FBI agents have begun questioning aides to Hoboken Mayor Dawn Zimmer within Hoboken City Hall, according to an NBC News report. “Key witnesses” have sat down with federal investigators to discuss the claim that New Jersey Governor Chris Christie’s senior officials threatened to deny Hurricane Sandy funding to the mayor.
Zimmer, who alleges that New Jersey Lieutenant Governor Kim Guadagno approached her in a parking lot and threatened to deny funding for Hurricane Sandy relief if Zimmer did not approve a real estate project linked to Christie allies, has not spoken to the press since her brush with the U.S. Attorney’s office. The mayor sent a letter to the Hoboken City Council yesterday explaining that she would not be able to discuss the matter with anyone in Hoboken City Hall or in public because of the ongoing investigation.
Now NBC News reports that Zimmer is not the only one speaking to federal officials. Federal agents, the report alleges, have spoken to Dan Bryan, Zimmer’s chief of staff, and Juan Melli, her communications director, and instructed “key witnesses” to preserve any documents relating to the matter. Zimmer is alleged to have told the FBI that there were at least five individuals who could confirm her story – or, at least, that she told them about the situation at the time, and not recently when the news broke out.
NBC did manage to interview one of the people who claim they can corroborate Zimmer’s argument – David Mello, a member of the Hoboken City Council. Mello says he can “distinctly remember [Zimmer] saying that the lieutenant governor said, ‘If this came out, she would deny it.'”
Zimmer has offered two key documents as evidence that her allegations are true: her personal diary, which seems to note the day on which she had her encounter with Guadagno, and a letter from last April in which she requests more Sandy funding for her city.
The news of federal investigation into Zimmer’s claims comes on the heels of several developments regarding the multiple scandals surrounding Trenton this month. New Jersey’s legislative investigation committee issued two more subpoenas Thursday on top of the 20 released already: one for the Christie for Governor campaign, and one for the New Jersey Republican Party.
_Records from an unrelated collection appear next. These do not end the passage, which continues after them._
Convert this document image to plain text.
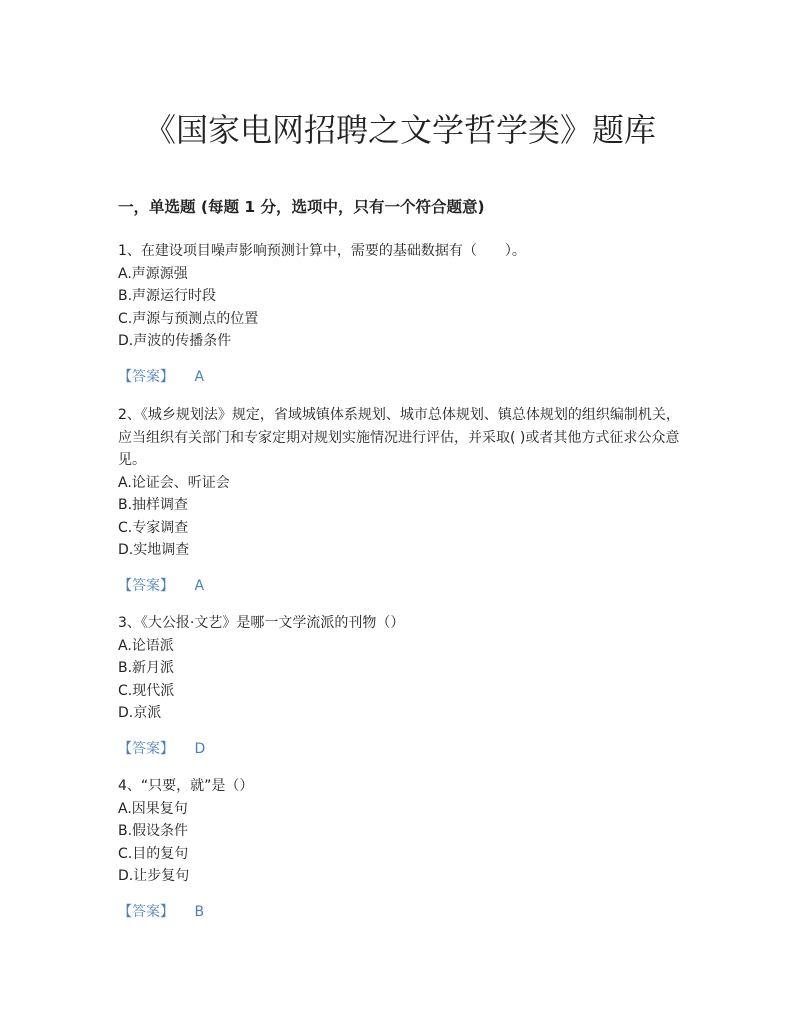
《国家电网招聘之文学哲学类》题库
一，单选题 (每题 1 分，选项中，只有一个符合题意)

1、在建设项目噪声影响预测计算中，需要的基础数据有（　　）。

A.声源源强

B.声源运行时段

C.声源与预测点的位置

D.声波的传播条件

【答案】 A

2、《城乡规划法》规定，省域城镇体系规划、城市总体规划、镇总体规划的组织编制机关，应当组织有关部门和专家定期对规划实施情况进行评估，并采取( )或者其他方式征求公众意见。

A.论证会、听证会

B.抽样调查

C.专家调查

D.实地调查

【答案】 A

3、《大公报·文艺》是哪一文学流派的刊物（）

A.论语派

B.新月派

C.现代派

D.京派

【答案】 D

4、“只要，就”是（）

A.因果复句

B.假设条件

C.目的复句

D.让步复句

【答案】 B
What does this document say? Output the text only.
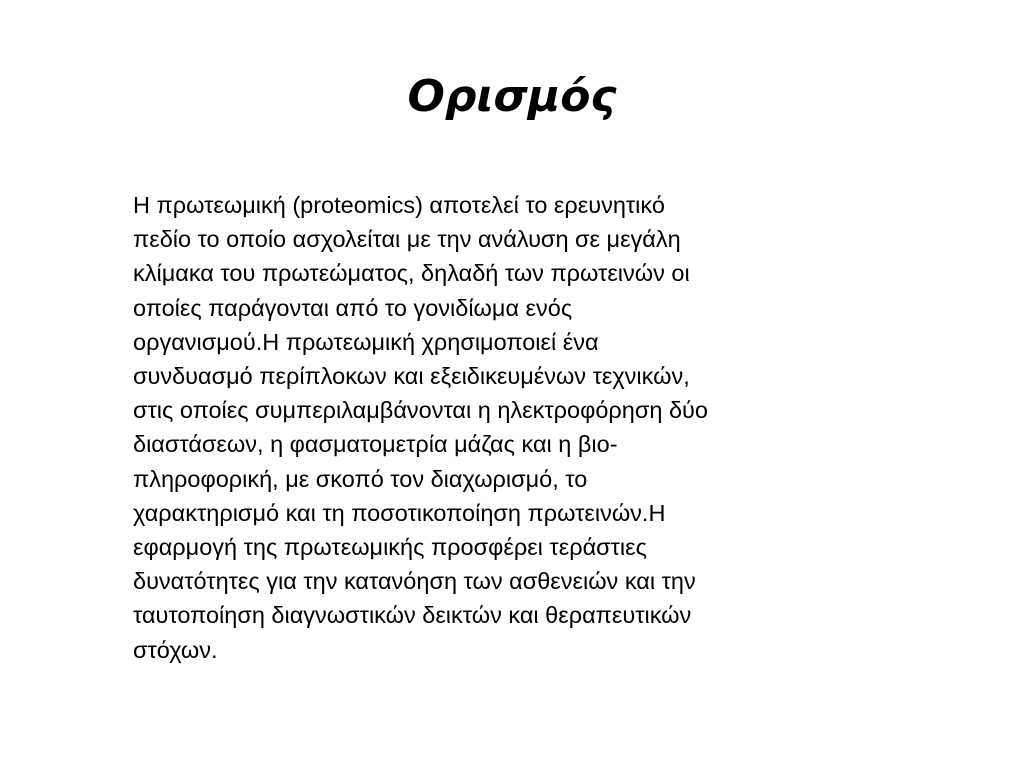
Ορισμός
Η πρωτεωμική (proteomics) αποτελεί το ερευνητικό
πεδίο το οποίο ασχολείται με την ανάλυση σε μεγάλη
κλίμακα του πρωτεώματος, δηλαδή των πρωτεινών οι
οποίες παράγονται από το γονιδίωμα ενός
οργανισμού.Η πρωτεωμική χρησιμοποιεί ένα
συνδυασμό περίπλοκων και εξειδικευμένων τεχνικών,
στις οποίες συμπεριλαμβάνονται η ηλεκτροφόρηση δύο
διαστάσεων, η φασματομετρία μάζας και η βιο-
πληροφορική, με σκοπό τον διαχωρισμό, το
χαρακτηρισμό και τη ποσοτικοποίηση πρωτεινών.Η
εφαρμογή της πρωτεωμικής προσφέρει τεράστιες
δυνατότητες για την κατανόηση των ασθενειών και την
ταυτοποίηση διαγνωστικών δεικτών και θεραπευτικών
στόχων.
The Daily Mail also published updates Thursday on a different allegation by a different mayor: Democratic Mayor Christian Bollwage of Elizabeth, New Jersey, who claims that his city’s Motor Vehicle Commission office was shut down in retribution, and that the traffic cameras he wanted in his town were placed on streets he disagreed with.
Christie has remained quiet since his inauguration speech this Tuesday in which he touted a series of new policy proposals but did not address the scandals of his administration.